We're taking a bit of a breather while the world rearranges its underpants. Meanwhile, the other blog is here.

Monday, August 03, 2009

Dynamic tension

I like to imagine that I've never met an idea I couldn't get my head around. Every so often this place reminds me just how wrong I am.

Doreen's asked Frog to do a major stock-edit of the early years collections. She reckons that there's twice as much stock on those shelves as there should be and so half should come off.
"The nurseries and children's centres are gagging for board books and picture books. Wouldn't it be a better idea for us to let them borrow thirty or so of them at a time?" asks Frog. "We'd get the issue figures, we'd get the good PR and partnership ticks and they'd get a service."

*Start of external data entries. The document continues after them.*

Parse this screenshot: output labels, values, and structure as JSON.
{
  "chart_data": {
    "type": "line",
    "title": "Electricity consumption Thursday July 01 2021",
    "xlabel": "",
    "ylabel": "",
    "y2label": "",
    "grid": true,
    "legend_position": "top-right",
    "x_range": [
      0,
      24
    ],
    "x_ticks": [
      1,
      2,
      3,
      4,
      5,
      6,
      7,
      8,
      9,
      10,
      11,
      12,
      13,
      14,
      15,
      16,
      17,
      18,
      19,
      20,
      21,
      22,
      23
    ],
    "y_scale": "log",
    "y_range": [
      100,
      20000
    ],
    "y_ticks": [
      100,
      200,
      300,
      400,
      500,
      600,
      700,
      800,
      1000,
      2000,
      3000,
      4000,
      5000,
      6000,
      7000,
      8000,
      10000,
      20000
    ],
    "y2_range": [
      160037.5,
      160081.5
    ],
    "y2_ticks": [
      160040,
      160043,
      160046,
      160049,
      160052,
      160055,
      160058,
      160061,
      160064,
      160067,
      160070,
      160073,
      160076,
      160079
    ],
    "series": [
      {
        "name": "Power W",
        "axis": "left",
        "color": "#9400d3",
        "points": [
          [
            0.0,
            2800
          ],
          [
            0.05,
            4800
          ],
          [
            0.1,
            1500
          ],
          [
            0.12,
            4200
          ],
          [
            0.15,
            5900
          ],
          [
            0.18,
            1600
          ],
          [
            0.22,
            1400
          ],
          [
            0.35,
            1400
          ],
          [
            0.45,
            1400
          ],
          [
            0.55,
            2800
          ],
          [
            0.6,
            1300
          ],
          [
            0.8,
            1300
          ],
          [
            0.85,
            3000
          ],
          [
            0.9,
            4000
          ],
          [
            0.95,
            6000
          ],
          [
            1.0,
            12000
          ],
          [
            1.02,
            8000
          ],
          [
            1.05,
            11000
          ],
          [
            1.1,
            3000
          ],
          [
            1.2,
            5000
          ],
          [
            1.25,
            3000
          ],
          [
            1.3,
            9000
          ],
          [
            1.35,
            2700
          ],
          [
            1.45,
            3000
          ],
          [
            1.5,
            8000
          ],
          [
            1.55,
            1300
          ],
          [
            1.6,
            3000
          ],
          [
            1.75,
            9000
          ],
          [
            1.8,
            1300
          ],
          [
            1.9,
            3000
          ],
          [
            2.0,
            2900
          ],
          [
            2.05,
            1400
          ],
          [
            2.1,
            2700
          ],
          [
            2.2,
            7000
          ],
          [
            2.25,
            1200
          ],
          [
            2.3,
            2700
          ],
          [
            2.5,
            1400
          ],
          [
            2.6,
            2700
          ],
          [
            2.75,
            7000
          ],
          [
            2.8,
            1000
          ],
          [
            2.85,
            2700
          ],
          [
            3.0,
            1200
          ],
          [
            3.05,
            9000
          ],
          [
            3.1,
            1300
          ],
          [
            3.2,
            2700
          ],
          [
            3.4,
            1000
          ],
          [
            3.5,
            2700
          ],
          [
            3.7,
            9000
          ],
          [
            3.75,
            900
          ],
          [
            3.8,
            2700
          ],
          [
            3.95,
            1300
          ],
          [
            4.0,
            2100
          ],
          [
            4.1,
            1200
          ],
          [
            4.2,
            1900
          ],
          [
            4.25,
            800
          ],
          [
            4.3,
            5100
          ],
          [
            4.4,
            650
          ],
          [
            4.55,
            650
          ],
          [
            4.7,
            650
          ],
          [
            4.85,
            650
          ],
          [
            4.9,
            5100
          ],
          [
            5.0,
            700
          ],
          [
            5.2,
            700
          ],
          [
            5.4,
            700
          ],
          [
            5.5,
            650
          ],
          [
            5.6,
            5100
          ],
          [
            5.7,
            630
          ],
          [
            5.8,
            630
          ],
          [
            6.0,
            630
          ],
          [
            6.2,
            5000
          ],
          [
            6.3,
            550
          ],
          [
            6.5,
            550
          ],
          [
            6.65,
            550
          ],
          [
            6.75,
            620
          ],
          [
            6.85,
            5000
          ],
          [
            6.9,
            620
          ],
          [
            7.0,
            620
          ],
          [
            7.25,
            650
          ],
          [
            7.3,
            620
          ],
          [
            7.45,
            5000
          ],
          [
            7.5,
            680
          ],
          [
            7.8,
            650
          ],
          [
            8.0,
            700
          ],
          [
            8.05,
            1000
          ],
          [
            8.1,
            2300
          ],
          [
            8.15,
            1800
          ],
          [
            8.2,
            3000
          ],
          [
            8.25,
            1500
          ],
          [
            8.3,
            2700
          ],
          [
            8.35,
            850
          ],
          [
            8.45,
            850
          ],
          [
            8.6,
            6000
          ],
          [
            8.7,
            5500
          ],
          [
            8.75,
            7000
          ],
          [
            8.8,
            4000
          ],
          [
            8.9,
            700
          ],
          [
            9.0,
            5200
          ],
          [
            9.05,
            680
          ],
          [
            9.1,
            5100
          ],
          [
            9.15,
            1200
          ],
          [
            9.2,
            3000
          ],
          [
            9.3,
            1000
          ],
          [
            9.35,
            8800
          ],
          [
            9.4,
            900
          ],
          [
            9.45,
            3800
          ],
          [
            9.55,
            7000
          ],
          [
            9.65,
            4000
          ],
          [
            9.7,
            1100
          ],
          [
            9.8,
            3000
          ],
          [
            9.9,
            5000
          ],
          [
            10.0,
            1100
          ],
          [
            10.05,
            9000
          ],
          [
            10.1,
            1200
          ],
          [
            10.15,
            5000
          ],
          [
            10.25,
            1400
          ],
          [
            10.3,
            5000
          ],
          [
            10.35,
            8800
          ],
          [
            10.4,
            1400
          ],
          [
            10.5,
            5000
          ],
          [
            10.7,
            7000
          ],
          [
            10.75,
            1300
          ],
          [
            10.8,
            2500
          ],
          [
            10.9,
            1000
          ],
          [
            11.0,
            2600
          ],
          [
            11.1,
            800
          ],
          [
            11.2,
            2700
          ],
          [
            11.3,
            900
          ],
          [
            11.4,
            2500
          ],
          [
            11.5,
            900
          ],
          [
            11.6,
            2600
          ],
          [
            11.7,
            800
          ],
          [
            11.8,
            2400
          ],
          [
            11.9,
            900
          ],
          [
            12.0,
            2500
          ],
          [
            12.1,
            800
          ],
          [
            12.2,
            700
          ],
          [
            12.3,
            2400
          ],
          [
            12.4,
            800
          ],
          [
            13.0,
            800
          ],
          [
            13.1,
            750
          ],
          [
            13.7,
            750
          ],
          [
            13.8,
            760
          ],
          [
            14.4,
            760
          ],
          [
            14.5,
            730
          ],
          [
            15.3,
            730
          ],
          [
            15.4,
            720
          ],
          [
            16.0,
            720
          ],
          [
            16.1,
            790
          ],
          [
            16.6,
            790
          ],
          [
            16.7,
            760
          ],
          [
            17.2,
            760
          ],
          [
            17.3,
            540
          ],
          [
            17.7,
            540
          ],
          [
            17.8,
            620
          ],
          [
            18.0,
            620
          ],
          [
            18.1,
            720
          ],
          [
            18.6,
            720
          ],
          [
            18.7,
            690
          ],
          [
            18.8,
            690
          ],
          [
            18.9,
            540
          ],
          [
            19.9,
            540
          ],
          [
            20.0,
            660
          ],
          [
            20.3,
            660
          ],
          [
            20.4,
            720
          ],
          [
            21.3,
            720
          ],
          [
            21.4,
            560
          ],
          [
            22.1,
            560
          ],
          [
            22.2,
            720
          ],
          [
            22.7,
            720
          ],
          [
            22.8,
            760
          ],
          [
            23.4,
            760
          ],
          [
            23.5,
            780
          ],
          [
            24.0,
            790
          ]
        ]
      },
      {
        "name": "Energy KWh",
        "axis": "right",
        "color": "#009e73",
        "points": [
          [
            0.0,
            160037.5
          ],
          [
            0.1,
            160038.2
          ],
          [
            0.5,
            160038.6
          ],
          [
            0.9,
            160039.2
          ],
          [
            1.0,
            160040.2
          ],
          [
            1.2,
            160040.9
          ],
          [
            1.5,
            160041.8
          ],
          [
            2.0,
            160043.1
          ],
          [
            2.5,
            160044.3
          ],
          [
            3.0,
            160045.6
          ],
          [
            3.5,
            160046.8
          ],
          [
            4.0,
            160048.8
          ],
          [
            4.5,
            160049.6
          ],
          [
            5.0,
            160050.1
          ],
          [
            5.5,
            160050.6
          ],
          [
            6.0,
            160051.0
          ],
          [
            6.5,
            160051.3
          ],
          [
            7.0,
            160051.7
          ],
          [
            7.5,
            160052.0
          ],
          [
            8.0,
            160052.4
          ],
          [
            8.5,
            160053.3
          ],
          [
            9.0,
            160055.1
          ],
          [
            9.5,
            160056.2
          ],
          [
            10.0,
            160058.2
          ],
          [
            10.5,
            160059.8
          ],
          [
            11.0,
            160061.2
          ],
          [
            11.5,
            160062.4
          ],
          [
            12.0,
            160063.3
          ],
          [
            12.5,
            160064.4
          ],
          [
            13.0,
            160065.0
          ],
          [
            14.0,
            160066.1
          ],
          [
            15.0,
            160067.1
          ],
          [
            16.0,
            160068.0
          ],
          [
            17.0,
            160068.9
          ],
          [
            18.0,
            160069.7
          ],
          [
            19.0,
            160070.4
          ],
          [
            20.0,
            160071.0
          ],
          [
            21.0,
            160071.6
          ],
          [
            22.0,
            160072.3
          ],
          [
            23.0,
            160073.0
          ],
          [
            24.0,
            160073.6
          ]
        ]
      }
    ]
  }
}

"No, I don't think that would be a good idea at all. If we let them borrow those books we wouldn't have any left on the shelves. It's best that you stock-edit them."

So there we have it: if you're massively overstocked with books in a public library, don't loan them out to people who want them on an ongoing basis, chuck them out.

2 comments:

Alice Scradcza said...

Is same in my company. I need a new welding elctrode; I go to storeman and say "Give me electrode". He says "No, I only have one left." So why can't I have it, I ask. "Someone might need it" he say. Madness.

Kevin Musgrove said...

Hello and welcome, Alice!

English factory storemen are legends unto themselves. Or as Mike Harding once said: "the storeman's job is to give you one of two things: nowt or bugger all."